The Clinton scandal was the first sign of what became a divisive, partisan period in US politics. Republicans regained the presidency with the victory of George W. Bush in the controversial 2000 election, which many still believe was won by Democrat Al Gore. As president, Bush presided over a stable American economy but embarked on an aggressive campaign in the Middle East, using the World Trade Center attacks in 2001 to launch the wide-reaching “War on Terrorism” and the later war with Iraq, conflicts that quickly became unpopular as it became clear that, much like the Vietnam War, they lacked a clear plan for victory or defined goals.

Although Bush won reelection in 2004, the 2008 victory of young Illinois senator Barack Obama showed that frustration with Bush’s style of Republicanism had reached its peak. Obama launched his campaign with the promise of “hope,” and many thought he would issue in important reforms on long-standing issues like environmentalism and abortion rights. Like every Democratic leader since Carter, however, his most ambitious goals were thwarted by intense Republican opposition across the federal government. During Obama’s presidency, Republican leadership became more aggressively anti-opposition than ever before.

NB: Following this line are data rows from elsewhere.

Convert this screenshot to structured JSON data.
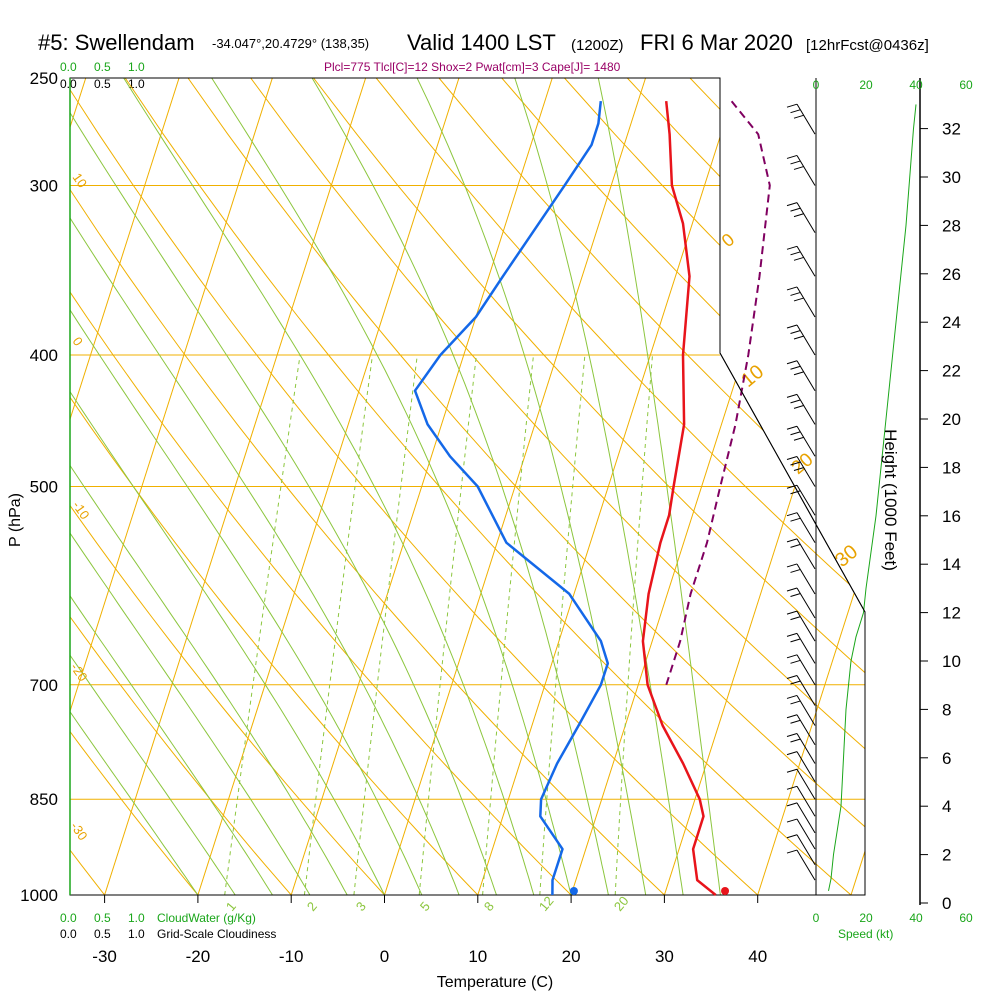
{
  "header": {
    "title": "#5: Swellendam",
    "coords": "-34.047°,20.4729° (138,35)",
    "valid": "Valid 1400 LST",
    "zulu": "(1200Z)",
    "date": "FRI 6 Mar 2020",
    "forecast": "[12hrFcst@0436z]",
    "params": "Plcl=775 Tlcl[C]=12 Shox=2 Pwat[cm]=3 Cape[J]= 1480"
  },
  "bottom_labels": {
    "cloudwater_scale": [
      "0.0",
      "0.5",
      "1.0"
    ],
    "cloudwater": "CloudWater (g/Kg)",
    "cloudiness_scale": [
      "0.0",
      "0.5",
      "1.0"
    ],
    "cloudiness": "Grid-Scale Cloudiness",
    "speed": "Speed (kt)"
  },
  "top_scales": {
    "cloudwater": [
      "0.0",
      "0.5",
      "1.0"
    ],
    "cloudiness": [
      "0.0",
      "0.5",
      "1.0"
    ]
  },
  "chart_data": {
    "type": "line",
    "xlabel": "Temperature (C)",
    "ylabel": "P (hPa)",
    "y2label": "Height (1000 Feet)",
    "xlim": [
      -35,
      35
    ],
    "ylim": [
      1000,
      250
    ],
    "x_ticks": [
      -30,
      -20,
      -10,
      0,
      10,
      20,
      30,
      40
    ],
    "p_ticks": [
      250,
      300,
      400,
      500,
      700,
      850,
      1000
    ],
    "height_ticks": [
      0,
      2,
      4,
      6,
      8,
      10,
      12,
      14,
      16,
      18,
      20,
      22,
      24,
      26,
      28,
      30,
      32
    ],
    "speed_ticks": [
      0,
      20,
      40,
      60
    ],
    "mixing_ratio_labels": [
      "1",
      "2",
      "3",
      "5",
      "8",
      "12",
      "20"
    ],
    "dry_adiabat_labels": [
      "10",
      "0",
      "-10",
      "-20",
      "-30"
    ],
    "moist_adiabat_labels": [
      "0",
      "10",
      "20",
      "30"
    ],
    "series": [
      {
        "name": "Temperature",
        "color": "#e8141b",
        "x": [
          35.5,
          33.0,
          31.5,
          31.5,
          30.5,
          27.5,
          24.0,
          21.0,
          19.0,
          18.0,
          17.5,
          17.5,
          17.0,
          16.0,
          13.5,
          11.5,
          9.0,
          6.5,
          4.5,
          3.0
        ],
        "y": [
          1000,
          975,
          925,
          875,
          850,
          800,
          750,
          700,
          650,
          600,
          550,
          525,
          500,
          450,
          400,
          350,
          320,
          300,
          275,
          260
        ]
      },
      {
        "name": "Dewpoint",
        "color": "#1468e8",
        "x": [
          18.0,
          17.5,
          17.5,
          14.0,
          13.5,
          14.0,
          15.0,
          16.0,
          16.0,
          14.5,
          9.5,
          1.0,
          -4.0,
          -8.0,
          -11.5,
          -14.0,
          -12.5,
          -10.0,
          -8.5,
          -5.0,
          -3.5,
          -3.5,
          -4.0
        ],
        "y": [
          1000,
          975,
          925,
          875,
          850,
          800,
          750,
          700,
          675,
          650,
          600,
          550,
          500,
          475,
          450,
          425,
          400,
          375,
          350,
          300,
          280,
          270,
          260
        ]
      },
      {
        "name": "Parcel",
        "color": "#800060",
        "x": [
          23.0,
          23.0,
          22.5,
          22.5,
          22.0,
          21.5,
          20.5,
          19.0,
          17.0,
          14.0,
          10.0
        ],
        "y": [
          700,
          650,
          600,
          550,
          500,
          450,
          400,
          350,
          300,
          275,
          260
        ]
      }
    ],
    "surface_temperature_marker": 36.5,
    "surface_dewpoint_marker": 20.3,
    "wind_speed_profile": {
      "height_kft": [
        0.5,
        1,
        2,
        4,
        6,
        8,
        10,
        11,
        12,
        13,
        16,
        20,
        24,
        28,
        32,
        33
      ],
      "speed_kt": [
        5,
        6,
        7,
        10,
        11,
        12,
        14,
        16,
        19,
        20,
        24,
        28,
        32,
        36,
        39,
        40
      ]
    }
  }
}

American History ends on an optimistic note. After the rise of the far-right Tea Party and a shutdown of the federal government in 2013 over Obama’s efforts to pass minimal healthcare reforms, the government avoided a second shutdown in 2014. The book, published in 2015, points out that many media figures saw this as a return to reason in the Republican Party and a defeat of far-right efforts like the Tea Party. The reality of the situation was, of course, quite different. Just one year later, in 2016, Donald Trump won the presidency and ushered in an unprecedented wave of far-right sentiment that, as of the writing of this guide, still threatens the stability of American democracy despite the 2020 election of Democrat Joe Biden as president.